The elbow forms from the expansion of the lower end of the humerus into two thick knobs, or condyles: the humerus’ dome-shaped lateral condyle articulates with a shallow depression on the end of the radius, and the humerus’ spool-shaped trochlea fits into a notch in the ulna. In addition to this, the edge of the radius’ head fits into a shallow groove on the side of the ulna. The bending and extension of the elbow joint are achieved, respectively, by contractions of the biceps and triceps muscles. These movements chiefly involve only the humerus and ulna; rotation of the forearm involves the smaller radius bone as well.

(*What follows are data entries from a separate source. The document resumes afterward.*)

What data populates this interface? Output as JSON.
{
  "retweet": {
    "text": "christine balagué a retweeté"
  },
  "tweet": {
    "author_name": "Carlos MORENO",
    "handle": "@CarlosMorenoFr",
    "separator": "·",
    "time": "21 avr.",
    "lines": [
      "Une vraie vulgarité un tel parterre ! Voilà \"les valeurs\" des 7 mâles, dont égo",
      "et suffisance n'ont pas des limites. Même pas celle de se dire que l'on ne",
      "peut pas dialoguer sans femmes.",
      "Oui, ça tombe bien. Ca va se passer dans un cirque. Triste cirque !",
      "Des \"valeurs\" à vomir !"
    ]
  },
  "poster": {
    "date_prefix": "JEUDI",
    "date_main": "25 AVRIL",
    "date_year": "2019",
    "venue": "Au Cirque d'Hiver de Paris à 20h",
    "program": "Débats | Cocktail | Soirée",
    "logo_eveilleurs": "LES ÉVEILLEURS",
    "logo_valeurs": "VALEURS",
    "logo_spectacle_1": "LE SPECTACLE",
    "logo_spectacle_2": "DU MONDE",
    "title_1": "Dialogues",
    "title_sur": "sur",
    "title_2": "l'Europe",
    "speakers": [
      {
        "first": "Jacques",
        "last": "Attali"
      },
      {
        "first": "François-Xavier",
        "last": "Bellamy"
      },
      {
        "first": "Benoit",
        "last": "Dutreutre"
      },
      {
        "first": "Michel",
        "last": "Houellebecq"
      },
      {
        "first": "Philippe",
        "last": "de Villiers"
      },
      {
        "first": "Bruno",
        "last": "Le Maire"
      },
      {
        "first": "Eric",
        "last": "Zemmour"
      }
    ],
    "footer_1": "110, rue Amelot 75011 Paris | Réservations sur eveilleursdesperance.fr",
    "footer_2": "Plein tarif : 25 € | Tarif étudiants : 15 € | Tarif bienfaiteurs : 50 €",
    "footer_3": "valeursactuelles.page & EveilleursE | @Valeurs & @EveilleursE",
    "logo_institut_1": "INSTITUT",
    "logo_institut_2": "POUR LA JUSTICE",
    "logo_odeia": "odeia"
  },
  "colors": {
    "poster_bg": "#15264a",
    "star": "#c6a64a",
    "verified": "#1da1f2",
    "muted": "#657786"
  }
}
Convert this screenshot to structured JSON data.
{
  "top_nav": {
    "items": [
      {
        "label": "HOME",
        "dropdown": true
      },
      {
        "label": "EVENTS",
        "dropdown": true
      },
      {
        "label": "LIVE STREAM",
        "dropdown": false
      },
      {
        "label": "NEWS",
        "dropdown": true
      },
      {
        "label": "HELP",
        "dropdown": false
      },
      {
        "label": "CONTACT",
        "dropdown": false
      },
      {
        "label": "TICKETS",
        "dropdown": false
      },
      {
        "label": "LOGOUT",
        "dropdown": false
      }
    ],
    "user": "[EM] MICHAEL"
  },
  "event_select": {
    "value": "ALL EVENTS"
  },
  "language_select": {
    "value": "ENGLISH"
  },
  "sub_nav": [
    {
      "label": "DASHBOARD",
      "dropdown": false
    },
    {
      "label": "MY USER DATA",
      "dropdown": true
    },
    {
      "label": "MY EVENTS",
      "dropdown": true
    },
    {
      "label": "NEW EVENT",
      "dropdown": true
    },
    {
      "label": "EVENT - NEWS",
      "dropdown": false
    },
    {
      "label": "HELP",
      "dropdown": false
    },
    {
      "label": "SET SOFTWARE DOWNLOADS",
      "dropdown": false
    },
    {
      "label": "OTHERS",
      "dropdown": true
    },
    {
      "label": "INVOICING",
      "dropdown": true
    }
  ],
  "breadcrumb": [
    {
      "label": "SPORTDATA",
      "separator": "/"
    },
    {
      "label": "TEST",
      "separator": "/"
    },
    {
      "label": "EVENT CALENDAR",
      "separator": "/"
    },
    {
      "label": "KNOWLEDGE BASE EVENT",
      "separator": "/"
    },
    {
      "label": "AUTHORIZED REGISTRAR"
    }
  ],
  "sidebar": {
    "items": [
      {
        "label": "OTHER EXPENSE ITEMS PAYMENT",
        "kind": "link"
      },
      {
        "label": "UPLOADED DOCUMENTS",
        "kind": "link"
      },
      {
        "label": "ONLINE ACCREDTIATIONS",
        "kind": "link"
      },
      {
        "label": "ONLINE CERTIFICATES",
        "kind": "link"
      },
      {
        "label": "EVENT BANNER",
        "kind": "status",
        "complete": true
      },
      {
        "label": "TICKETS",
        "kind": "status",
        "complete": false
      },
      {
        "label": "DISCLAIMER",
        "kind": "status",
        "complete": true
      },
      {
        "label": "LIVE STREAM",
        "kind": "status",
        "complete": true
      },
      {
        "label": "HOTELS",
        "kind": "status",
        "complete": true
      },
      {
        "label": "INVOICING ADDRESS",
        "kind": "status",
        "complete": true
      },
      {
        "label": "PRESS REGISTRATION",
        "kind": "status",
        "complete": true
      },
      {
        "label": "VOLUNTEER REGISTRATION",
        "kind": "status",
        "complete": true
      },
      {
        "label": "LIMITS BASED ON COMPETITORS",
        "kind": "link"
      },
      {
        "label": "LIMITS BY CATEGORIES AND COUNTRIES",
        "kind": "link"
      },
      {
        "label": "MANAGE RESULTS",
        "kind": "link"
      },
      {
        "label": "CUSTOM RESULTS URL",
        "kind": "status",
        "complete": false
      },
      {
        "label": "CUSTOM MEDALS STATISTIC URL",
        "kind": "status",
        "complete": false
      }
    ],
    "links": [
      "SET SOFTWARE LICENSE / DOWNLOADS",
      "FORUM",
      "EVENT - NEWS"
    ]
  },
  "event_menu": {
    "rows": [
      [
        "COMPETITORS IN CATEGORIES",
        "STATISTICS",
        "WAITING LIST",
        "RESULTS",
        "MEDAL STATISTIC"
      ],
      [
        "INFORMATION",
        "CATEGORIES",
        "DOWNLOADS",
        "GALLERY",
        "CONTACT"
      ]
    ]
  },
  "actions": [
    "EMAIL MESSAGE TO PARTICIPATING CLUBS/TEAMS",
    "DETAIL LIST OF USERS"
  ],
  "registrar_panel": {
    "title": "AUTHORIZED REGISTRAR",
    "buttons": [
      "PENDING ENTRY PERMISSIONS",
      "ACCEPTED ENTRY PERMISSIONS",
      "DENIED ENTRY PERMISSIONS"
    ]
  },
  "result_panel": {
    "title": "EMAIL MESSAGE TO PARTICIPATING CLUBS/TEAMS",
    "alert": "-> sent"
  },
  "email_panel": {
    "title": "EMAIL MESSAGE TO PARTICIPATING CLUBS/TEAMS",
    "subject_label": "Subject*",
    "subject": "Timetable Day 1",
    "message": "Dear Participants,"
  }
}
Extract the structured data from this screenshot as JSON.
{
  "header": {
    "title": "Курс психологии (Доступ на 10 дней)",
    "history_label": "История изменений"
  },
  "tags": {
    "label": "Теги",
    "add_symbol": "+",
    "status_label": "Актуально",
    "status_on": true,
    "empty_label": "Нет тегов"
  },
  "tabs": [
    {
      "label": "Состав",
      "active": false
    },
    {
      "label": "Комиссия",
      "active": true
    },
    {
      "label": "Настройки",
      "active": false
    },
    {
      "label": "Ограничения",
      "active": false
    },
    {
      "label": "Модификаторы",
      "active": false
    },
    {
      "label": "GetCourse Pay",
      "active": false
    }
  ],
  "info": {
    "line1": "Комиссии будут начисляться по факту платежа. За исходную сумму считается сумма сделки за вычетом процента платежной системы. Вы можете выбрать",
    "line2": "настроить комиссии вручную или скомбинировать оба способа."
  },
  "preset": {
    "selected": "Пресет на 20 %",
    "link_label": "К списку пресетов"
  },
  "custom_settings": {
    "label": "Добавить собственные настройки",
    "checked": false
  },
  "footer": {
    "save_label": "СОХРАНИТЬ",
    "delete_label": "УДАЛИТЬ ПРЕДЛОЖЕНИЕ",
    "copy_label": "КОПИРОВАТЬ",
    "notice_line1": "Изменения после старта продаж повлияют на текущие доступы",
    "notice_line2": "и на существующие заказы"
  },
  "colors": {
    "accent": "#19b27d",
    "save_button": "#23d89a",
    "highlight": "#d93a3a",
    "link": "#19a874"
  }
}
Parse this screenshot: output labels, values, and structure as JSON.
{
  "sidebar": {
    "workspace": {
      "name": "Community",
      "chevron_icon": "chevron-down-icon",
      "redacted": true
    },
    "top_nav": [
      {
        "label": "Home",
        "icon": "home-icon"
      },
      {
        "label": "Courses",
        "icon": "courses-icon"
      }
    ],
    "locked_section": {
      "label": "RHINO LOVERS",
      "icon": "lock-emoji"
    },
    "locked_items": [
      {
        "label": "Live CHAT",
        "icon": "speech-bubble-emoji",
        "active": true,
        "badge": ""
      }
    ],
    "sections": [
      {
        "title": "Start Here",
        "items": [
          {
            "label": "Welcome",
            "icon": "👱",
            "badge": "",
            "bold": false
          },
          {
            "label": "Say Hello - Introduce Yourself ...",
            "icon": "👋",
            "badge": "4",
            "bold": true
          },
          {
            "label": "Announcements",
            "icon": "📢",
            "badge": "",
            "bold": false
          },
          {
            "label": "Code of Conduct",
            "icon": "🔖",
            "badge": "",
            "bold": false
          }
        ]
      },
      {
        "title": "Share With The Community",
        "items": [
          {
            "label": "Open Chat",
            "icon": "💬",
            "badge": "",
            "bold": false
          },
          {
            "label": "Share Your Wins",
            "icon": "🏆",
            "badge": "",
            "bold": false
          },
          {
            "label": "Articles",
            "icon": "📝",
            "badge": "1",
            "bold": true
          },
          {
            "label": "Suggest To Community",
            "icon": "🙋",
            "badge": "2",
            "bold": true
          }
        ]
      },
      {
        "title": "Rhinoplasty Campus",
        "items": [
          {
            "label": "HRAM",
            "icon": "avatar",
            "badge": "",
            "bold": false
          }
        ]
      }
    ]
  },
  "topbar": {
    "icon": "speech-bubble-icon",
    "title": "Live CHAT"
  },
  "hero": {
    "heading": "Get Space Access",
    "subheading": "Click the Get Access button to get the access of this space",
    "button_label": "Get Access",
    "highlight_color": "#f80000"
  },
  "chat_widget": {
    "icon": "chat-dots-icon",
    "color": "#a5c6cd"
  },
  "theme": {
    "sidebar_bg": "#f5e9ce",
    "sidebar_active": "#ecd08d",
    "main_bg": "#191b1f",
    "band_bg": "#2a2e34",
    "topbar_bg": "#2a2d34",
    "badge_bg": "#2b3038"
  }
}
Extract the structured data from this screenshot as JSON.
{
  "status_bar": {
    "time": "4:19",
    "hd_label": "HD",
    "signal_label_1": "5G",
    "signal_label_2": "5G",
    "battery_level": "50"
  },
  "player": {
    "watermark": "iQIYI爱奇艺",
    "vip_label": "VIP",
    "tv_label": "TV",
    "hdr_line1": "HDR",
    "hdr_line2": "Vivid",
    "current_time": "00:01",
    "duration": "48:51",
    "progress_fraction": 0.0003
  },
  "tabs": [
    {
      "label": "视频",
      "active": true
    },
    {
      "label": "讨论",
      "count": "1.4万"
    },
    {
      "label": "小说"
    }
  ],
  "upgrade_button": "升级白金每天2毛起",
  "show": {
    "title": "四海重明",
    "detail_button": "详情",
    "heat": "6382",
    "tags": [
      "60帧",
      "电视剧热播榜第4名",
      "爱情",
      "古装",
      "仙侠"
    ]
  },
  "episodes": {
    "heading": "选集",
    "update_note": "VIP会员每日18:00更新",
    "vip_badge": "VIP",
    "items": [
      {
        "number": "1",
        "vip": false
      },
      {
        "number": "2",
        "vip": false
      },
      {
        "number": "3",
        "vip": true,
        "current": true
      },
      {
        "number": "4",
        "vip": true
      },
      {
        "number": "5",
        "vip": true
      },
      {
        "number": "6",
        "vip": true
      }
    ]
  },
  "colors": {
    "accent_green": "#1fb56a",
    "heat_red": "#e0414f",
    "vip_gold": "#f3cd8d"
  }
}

There is a collection of ligaments that connect the bones forming the elbow joint to each other, which aid in the stability of the joint. The humeroulnar and the humeroradial joints each have a ligament connecting the two bones involved at the articulation: the ulnar collateral and the radial collateral ligaments.

Similarly, like almost all other synovial joints, there is a thin layer of smooth articular cartilage that covers the ends of the bones that form the elbow joint. The joint capsule of the elbow surrounds the joint to provide strength and lubrication to the elbow. Slick synovial fluid produced by the synovial membrane of the joint capsule fills the hollow space between the bones and lubricates the joint to reduce friction and wear.

Often one can experience wear and tear in the elbow joint and it is a common site for injury. In such cases, orthopaedic treatments may be required to cure and treat elbow joint issues.